In October, the clocks going forward wreaks less havoc on the body than the forward shift of one hour in spring when melatonin - the sleep hormone - is suppressed by the extra daylight. 

 

Whatever time of year, you should listen to your body’s natural cadence and timing, and you’ll enjoy calmer days, better nights, and a mind that feels more balanced from sunrise to sunset.

 

 

References

 

1.        Frontiers in Sleep (2025) Circadian rhythms revealed: unraveling genetic, physiological, and behavioural interconnections. Frontiers in Sleep, 2(3).

2.        Foster, R.G. (2022) Life Time: The New Science of the Body Clock and How It Can Revolutionise Your Sleep and Health. London: Penguin Books.

3.        PMC Neurobiology Review (2025) Mechanisms linking circadian clocks and cardiovascular function. Neurobiology of Circadian Clock and Cardiovascular Health, 18(1).

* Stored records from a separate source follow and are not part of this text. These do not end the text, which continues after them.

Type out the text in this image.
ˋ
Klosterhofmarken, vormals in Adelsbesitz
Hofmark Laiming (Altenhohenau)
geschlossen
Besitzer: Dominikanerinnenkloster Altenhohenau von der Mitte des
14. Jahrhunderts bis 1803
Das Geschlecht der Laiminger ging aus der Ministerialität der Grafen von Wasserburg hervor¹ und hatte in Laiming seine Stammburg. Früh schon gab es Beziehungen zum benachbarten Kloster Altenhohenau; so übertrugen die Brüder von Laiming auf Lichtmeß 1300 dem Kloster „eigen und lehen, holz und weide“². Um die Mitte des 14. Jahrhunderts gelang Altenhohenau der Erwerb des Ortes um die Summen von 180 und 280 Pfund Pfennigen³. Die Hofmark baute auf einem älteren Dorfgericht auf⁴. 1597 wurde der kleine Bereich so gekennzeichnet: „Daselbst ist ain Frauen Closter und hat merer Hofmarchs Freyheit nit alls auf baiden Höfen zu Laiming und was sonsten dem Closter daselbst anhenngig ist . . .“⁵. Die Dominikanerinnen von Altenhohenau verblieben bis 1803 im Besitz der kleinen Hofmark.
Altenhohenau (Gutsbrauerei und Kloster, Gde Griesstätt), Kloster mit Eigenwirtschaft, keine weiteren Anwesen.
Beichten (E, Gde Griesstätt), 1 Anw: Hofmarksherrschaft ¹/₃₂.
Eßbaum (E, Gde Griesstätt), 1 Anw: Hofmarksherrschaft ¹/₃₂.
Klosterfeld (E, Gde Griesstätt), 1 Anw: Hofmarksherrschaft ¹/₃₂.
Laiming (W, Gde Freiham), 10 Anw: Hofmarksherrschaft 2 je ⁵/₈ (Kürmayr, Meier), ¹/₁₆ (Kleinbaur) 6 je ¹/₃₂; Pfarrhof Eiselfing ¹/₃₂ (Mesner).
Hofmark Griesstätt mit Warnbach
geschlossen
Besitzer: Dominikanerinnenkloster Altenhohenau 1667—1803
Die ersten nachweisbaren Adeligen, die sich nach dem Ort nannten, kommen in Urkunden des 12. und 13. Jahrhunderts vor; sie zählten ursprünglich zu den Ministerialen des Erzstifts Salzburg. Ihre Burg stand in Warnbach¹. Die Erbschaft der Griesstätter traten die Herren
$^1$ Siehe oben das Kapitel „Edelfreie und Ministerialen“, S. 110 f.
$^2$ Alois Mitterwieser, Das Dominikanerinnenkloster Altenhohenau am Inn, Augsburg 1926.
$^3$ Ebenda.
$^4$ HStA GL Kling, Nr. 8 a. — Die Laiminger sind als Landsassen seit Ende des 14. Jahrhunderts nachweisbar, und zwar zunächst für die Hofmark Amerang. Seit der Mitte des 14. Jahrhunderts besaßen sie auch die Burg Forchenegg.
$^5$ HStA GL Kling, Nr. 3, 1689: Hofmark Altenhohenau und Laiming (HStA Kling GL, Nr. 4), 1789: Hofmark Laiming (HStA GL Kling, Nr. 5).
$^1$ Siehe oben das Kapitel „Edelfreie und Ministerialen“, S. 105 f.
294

4.        National Institute of General Medical Sciences (2025) Circadian Rhythms: Health Effects and Molecular Mechanisms. NIGMS Fact Sheet Series.

5.        Nature Human Behaviour (2025) Comprehensive integrative analysis of circadian rhythms in humans. Nature Human Behaviour, 9(2), pp.110–122.

6.        MDPI Molecules (2025) Molecular links between circadian rhythm disruption, melatonin, and human health. Molecules, 30(9), p.1888.

7.        Frontiers in Physiology (2025) Circadian system coordination: new perspectives beyond classical models. Frontiers in Physiology, 16(4), pp.233–246.

8.        Frontiers in Physiology (2025) Novel models integrating quantum biology to explain circadian synchronisation. Frontiers in Physiology, 16(5), pp.255–267.